Adding work requirements to Medicaid isn't a bad idea
Over the past 46 years that I've been part of America's job training system, work requirements for government benefits have been proposed several times.
Each time these work rules have been initially denounced by opponents as 'cruel,' 'punitive,' 'blaming the victim' — with accompanying fears that benefit recipients were not ready to be employed and would lose needed benefits. Yet each time work requirements have been implemented, they have resulted in increased employment and other life benefits for a significant segment of participants, their families and local communities. Those are the metrics by which to measure success; reducing the rolls of benefit programs has not been the main goal sought by advocates of previous work requirements.
The results have been documented over the years by scholars representing a range of viewpoints: Harry Holzer of Georgetown, Lawrence Mead of New York University and the professional research staff at MDRC, to cite a few. These results have been seen with work rules imposed for welfare recipients, recipients of various General Assistance benefits and parents who owe child support. They will be seen again if the proposed Medicaid work rules go forward and are implemented seriously and with purpose.
Individuals on welfare and other benefit programs often need a push into the job world. They may lack confidence, have become discouraged or have no idea how to get started. Work rules provide that push. They also provide a support network for job placement and retention.
America Works is one of the nation's largest job agencies serving unemployed people, referred by various government benefit programs. Each participant is assigned a job counselor and develops an individual employment plan. The counselor is to identify job openings, assist the participant in applying, advocate for the participant to employers. The counselor is also trained to be the coach whom all job seekers need: keeping spirits up through the (likely many) rejections, serving as a problem solver during the placement process and troubleshooting when job issues inevitably arise after placement. At each stage, the participant is no longer on their own.
Since the early 1980s, work rules have been most extensively tested, studied and monitored in the welfare system, first as pilot projects by individual states and later under the federal welfare reform of 1996. Welfare scholars of the 1980s, including Manpower Demonstration Research Corp. President Judith Gueron would highlight how much previous welfare policies divorced from work requirements had underestimated the work orientation and strengths of welfare recipients.
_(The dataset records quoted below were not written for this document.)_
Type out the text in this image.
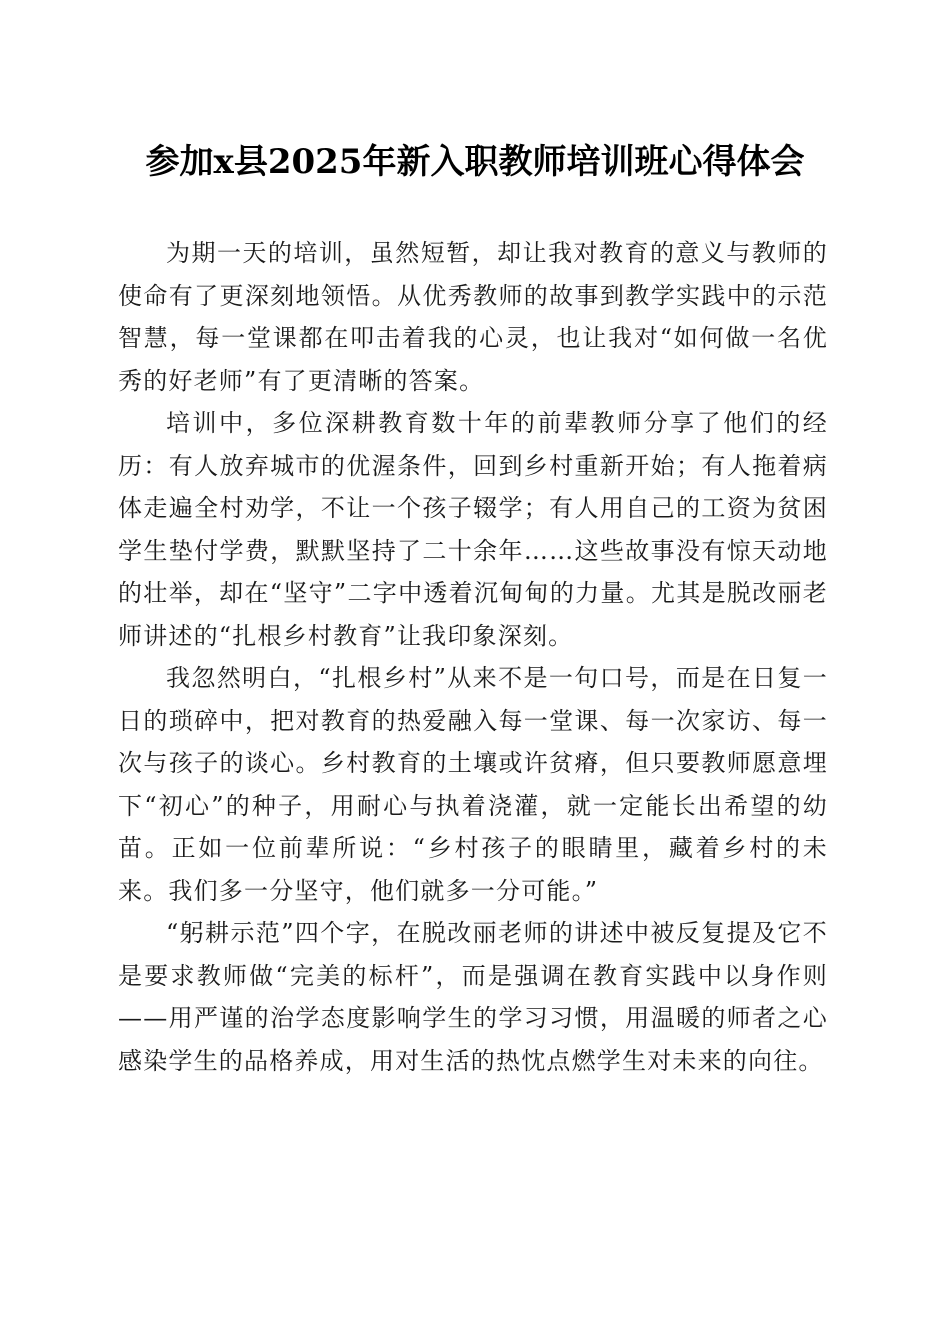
参加x县2025年新入职教师培训班心得体会

为期一天的培训，虽然短暂，却让我对教育的意义与教师的使命有了更深刻地领悟。从优秀教师的故事到教学实践中的示范智慧，每一堂课都在叩击着我的心灵，也让我对“如何做一名优秀的好老师”有了更清晰的答案。

培训中，多位深耕教育数十年的前辈教师分享了他们的经历：有人放弃城市的优渥条件，回到乡村重新开始；有人拖着病体走遍全村劝学，不让一个孩子辍学；有人用自己的工资为贫困学生垫付学费，默默坚持了二十余年……这些故事没有惊天动地的壮举，却在“坚守”二字中透着沉甸甸的力量。尤其是脱改丽老师讲述的“扎根乡村教育”让我印象深刻。

我忽然明白，“扎根乡村”从来不是一句口号，而是在日复一日的琐碎中，把对教育的热爱融入每一堂课、每一次家访、每一次与孩子的谈心。乡村教育的土壤或许贫瘠，但只要教师愿意埋下“初心”的种子，用耐心与执着浇灌，就一定能长出希望的幼苗。正如一位前辈所说：“乡村孩子的眼睛里，藏着乡村的未来。我们多一分坚守，他们就多一分可能。”

“躬耕示范”四个字，在脱改丽老师的讲述中被反复提及它不是要求教师做“完美的标杆”，而是强调在教育实践中以身作则——用严谨的治学态度影响学生的学习习惯，用温暖的师者之心感染学生的品格养成，用对生活的热忱点燃学生对未来的向往。
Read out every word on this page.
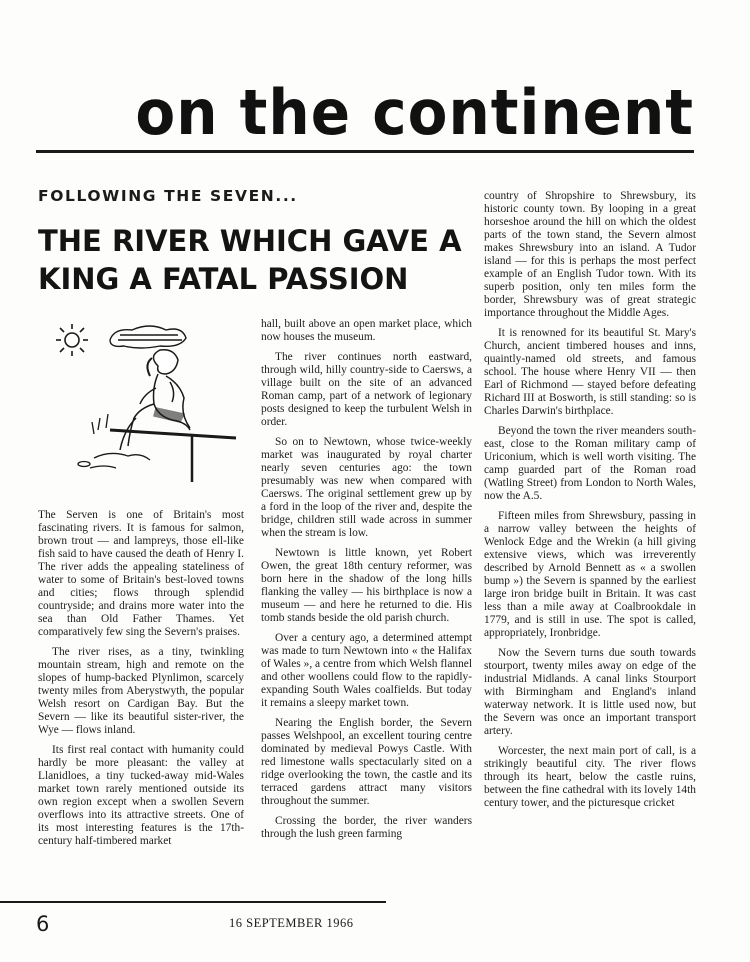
on the continent
FOLLOWING THE SEVEN...
THE RIVER WHICH GAVE A
KING A FATAL PASSION

The Serven is one of Britain's most fascinating rivers. It is famous for salmon, brown trout — and lampreys, those ell-like fish said to have caused the death of Henry I. The river adds the appealing stateliness of water to some of Britain's best-loved towns and cities; flows through splendid countryside; and drains more water into the sea than Old Father Thames. Yet comparatively few sing the Severn's praises.

The river rises, as a tiny, twinkling mountain stream, high and remote on the slopes of hump-backed Plynlimon, scarcely twenty miles from Aberystwyth, the popular Welsh resort on Cardigan Bay. But the Severn — like its beautiful sister-river, the Wye — flows inland.

Its first real contact with humanity could hardly be more pleasant: the valley at Llanidloes, a tiny tucked-away mid-Wales market town rarely mentioned outside its own region except when a swollen Severn overflows into its attractive streets. One of its most interesting features is the 17th-century half-timbered market

hall, built above an open market place, which now houses the museum.

The river continues north eastward, through wild, hilly country-side to Caersws, a village built on the site of an advanced Roman camp, part of a network of legionary posts designed to keep the turbulent Welsh in order.

So on to Newtown, whose twice-weekly market was inaugurated by royal charter nearly seven centuries ago: the town presumably was new when compared with Caersws. The original settlement grew up by a ford in the loop of the river and, despite the bridge, children still wade across in summer when the stream is low.

Newtown is little known, yet Robert Owen, the great 18th century reformer, was born here in the shadow of the long hills flanking the valley — his birthplace is now a museum — and here he returned to die. His tomb stands beside the old parish church.

Over a century ago, a determined attempt was made to turn Newtown into « the Halifax of Wales », a centre from which Welsh flannel and other woollens could flow to the rapidly-expanding South Wales coalfields. But today it remains a sleepy market town.

Nearing the English border, the Severn passes Welshpool, an excellent touring centre dominated by medieval Powys Castle. With red limestone walls spectacularly sited on a ridge overlooking the town, the castle and its terraced gardens attract many visitors throughout the summer.

Crossing the border, the river wanders through the lush green farming

country of Shropshire to Shrewsbury, its historic county town. By looping in a great horseshoe around the hill on which the oldest parts of the town stand, the Severn almost makes Shrewsbury into an island. A Tudor island — for this is perhaps the most perfect example of an English Tudor town. With its superb position, only ten miles form the border, Shrewsbury was of great strategic importance throughout the Middle Ages.

It is renowned for its beautiful St. Mary's Church, ancient timbered houses and inns, quaintly-named old streets, and famous school. The house where Henry VII — then Earl of Richmond — stayed before defeating Richard III at Bosworth, is still standing: so is Charles Darwin's birthplace.

Beyond the town the river meanders south-east, close to the Roman military camp of Uriconium, which is well worth visiting. The camp guarded part of the Roman road (Watling Street) from London to North Wales, now the A.5.

Fifteen miles from Shrewsbury, passing in a narrow valley between the heights of Wenlock Edge and the Wrekin (a hill giving extensive views, which was irreverently described by Arnold Bennett as « a swollen bump ») the Severn is spanned by the earliest large iron bridge built in Britain. It was cast less than a mile away at Coalbrookdale in 1779, and is still in use. The spot is called, appropriately, Ironbridge.

Now the Severn turns due south towards stourport, twenty miles away on edge of the industrial Midlands. A canal links Stourport with Birmingham and England's inland waterway network. It is little used now, but the Severn was once an important transport artery.

Worcester, the next main port of call, is a strikingly beautiful city. The river flows through its heart, below the castle ruins, between the fine cathedral with its lovely 14th century tower, and the picturesque cricket

6	16 SEPTEMBER 1966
Researchers of welfare-to-work programs of the 1990s and early 2000s at the Urban Institute and with a consortium of university centers would confirm the widespread work orientation of welfare recipients, as well as their abilities to function in the work world.
This is not to romanticize welfare-to-work. Despite the counseling and supports (transportation subsidies, child-care subsidies), a good number of participants drop out during the placement process or within a year of job placement. They do so because of chaotic personal lives or mental illnesses or developmental disabilities that the job placement system is unable to address. They do so because of an absence of a family network, or because they don't want to risk the other housing, healthcare and food stamp benefits they receive beyond the welfare payment. Even those who obtain jobs often struggle economically.
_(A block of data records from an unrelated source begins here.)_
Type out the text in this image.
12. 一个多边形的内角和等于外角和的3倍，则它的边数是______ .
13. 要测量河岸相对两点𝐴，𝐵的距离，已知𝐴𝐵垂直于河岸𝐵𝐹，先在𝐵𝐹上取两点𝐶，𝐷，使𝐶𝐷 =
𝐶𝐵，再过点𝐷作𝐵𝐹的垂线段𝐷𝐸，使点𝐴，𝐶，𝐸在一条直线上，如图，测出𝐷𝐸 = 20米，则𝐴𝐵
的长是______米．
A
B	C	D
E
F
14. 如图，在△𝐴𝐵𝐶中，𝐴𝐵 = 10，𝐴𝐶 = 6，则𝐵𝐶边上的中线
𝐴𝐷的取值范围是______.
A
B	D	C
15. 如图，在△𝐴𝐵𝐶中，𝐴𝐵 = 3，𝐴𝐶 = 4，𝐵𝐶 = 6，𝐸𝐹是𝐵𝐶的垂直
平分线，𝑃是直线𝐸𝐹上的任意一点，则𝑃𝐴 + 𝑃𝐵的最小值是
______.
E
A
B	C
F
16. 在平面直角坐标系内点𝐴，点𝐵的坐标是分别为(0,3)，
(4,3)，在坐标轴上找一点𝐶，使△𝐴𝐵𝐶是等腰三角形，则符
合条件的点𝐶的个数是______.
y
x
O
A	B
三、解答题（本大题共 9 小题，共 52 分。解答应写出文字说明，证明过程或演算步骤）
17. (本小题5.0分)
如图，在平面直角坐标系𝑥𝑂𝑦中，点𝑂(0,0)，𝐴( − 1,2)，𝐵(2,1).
At the same time, for those who are able to maintain a job, the job frequently brings values beyond the income. Jason Turner, the architect of the early Wisconsin welfare-to-work successes and later commissioner of New York City's Human Resources Administration, references the power of the job, drawing on his experiences over four decades. A job brings structure to participants in work requirement programs, somewhere to go every day. It brings a new confidence, which can translate into addressing daily life responsibilities that previously seemed overwhelming.
In theory, the importance of employment is hailed across the political spectrum. In practice, though, the ties of government benefits to employment have been weakened in the past two decades — and so many opportunities to demonstrate the value of this connection have been missed. Welfare-to-work requirements have been diluted in major cities and blue states. Employment efforts for recipients of Supplemental Security Income and Social Security Disability Insurance have stalled. Guaranteed incomes schemes removed from employment have gained currency.
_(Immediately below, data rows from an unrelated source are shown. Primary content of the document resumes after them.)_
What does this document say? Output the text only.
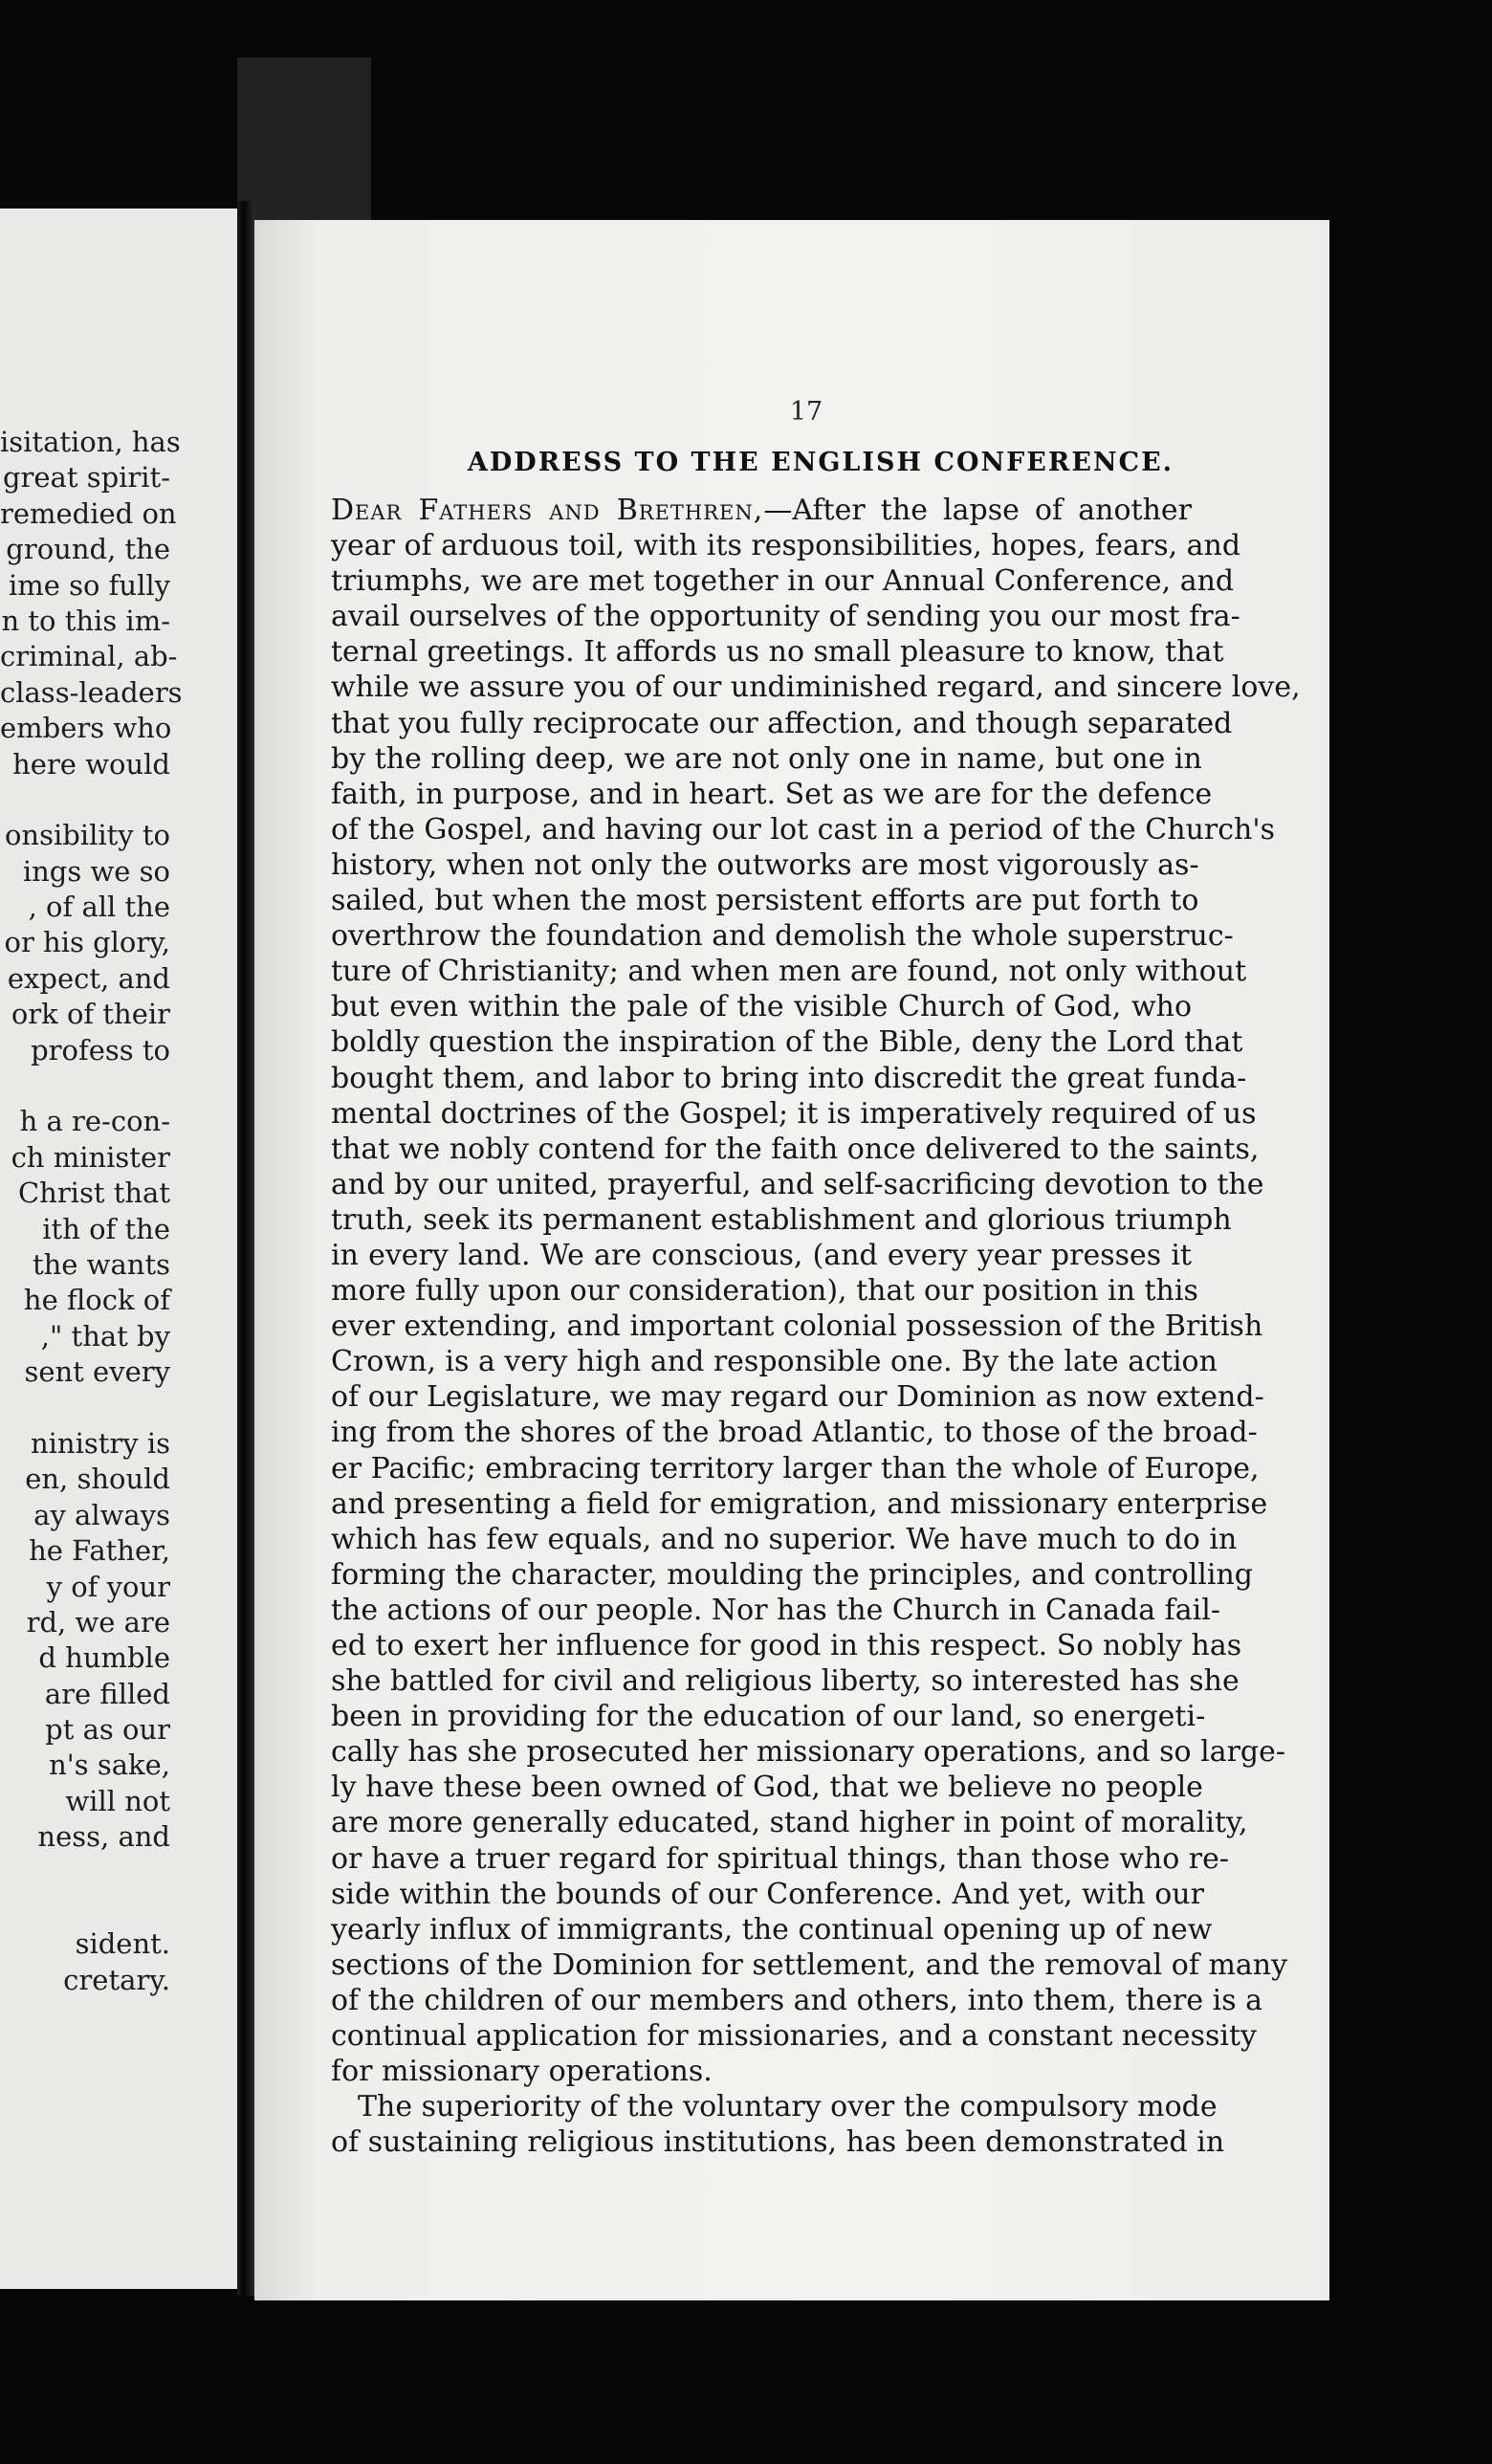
isitation, has
great spirit-
remedied on
ground, the
ime so fully
n to this im-
criminal, ab-
class-leaders
embers who
here would
onsibility to
ings we so
, of all the
or his glory,
expect, and
ork of their
profess to
h a re-con-
ch minister
Christ that
ith of the
the wants
he flock of
," that by
sent every
ninistry is
en, should
ay always
he Father,
y of your
rd, we are
d humble
are filled
pt as our
n's sake,
will not
ness, and
sident.
cretary.
17
ADDRESS TO THE ENGLISH CONFERENCE.
Dear Fathers and Brethren,—After the lapse of another
year of arduous toil, with its responsibilities, hopes, fears, and
triumphs, we are met together in our Annual Conference, and
avail ourselves of the opportunity of sending you our most fra-
ternal greetings. It affords us no small pleasure to know, that
while we assure you of our undiminished regard, and sincere love,
that you fully reciprocate our affection, and though separated
by the rolling deep, we are not only one in name, but one in
faith, in purpose, and in heart. Set as we are for the defence
of the Gospel, and having our lot cast in a period of the Church's
history, when not only the outworks are most vigorously as-
sailed, but when the most persistent efforts are put forth to
overthrow the foundation and demolish the whole superstruc-
ture of Christianity; and when men are found, not only without
but even within the pale of the visible Church of God, who
boldly question the inspiration of the Bible, deny the Lord that
bought them, and labor to bring into discredit the great funda-
mental doctrines of the Gospel; it is imperatively required of us
that we nobly contend for the faith once delivered to the saints,
and by our united, prayerful, and self-sacrificing devotion to the
truth, seek its permanent establishment and glorious triumph
in every land. We are conscious, (and every year presses it
more fully upon our consideration), that our position in this
ever extending, and important colonial possession of the British
Crown, is a very high and responsible one. By the late action
of our Legislature, we may regard our Dominion as now extend-
ing from the shores of the broad Atlantic, to those of the broad-
er Pacific; embracing territory larger than the whole of Europe,
and presenting a field for emigration, and missionary enterprise
which has few equals, and no superior. We have much to do in
forming the character, moulding the principles, and controlling
the actions of our people. Nor has the Church in Canada fail-
ed to exert her influence for good in this respect. So nobly has
she battled for civil and religious liberty, so interested has she
been in providing for the education of our land, so energeti-
cally has she prosecuted her missionary operations, and so large-
ly have these been owned of God, that we believe no people
are more generally educated, stand higher in point of morality,
or have a truer regard for spiritual things, than those who re-
side within the bounds of our Conference. And yet, with our
yearly influx of immigrants, the continual opening up of new
sections of the Dominion for settlement, and the removal of many
of the children of our members and others, into them, there is a
continual application for missionaries, and a constant necessity
for missionary operations.
The superiority of the voluntary over the compulsory mode
of sustaining religious institutions, has been demonstrated in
The current proposed Medicaid work rules exclude Medicaid recipients with disabilities, mental health conditions and adults with young children. They also exclude the large number of Medicaid recipients who work part time or full time. None of these Medicaid recipients are at risk of losing health benefits.
For the remaining group, the 'able-bodied' without young children, America has a vast workforce network at the ready to provide job placement services. No new bureaucracy is needed. It is a network of community-based agencies, workforce intermediaries and local American Job Centers, with lengthy experience in placing workers who have been outside the job mainstream. Though the first jobs that Medicaid recipients obtain will mainly be entry-level, lower-wage jobs, the recipients will be better off economically and at least on a path to the workforce system's goal of 'a job, a better job, a career.'
Medicaid work rules are not cruel or punitive. They help Americans to reclaim the power of the job.
Michael Bernick, a former director of the California Labor Department, serves on the state's Behavioral Health Oversight Commission.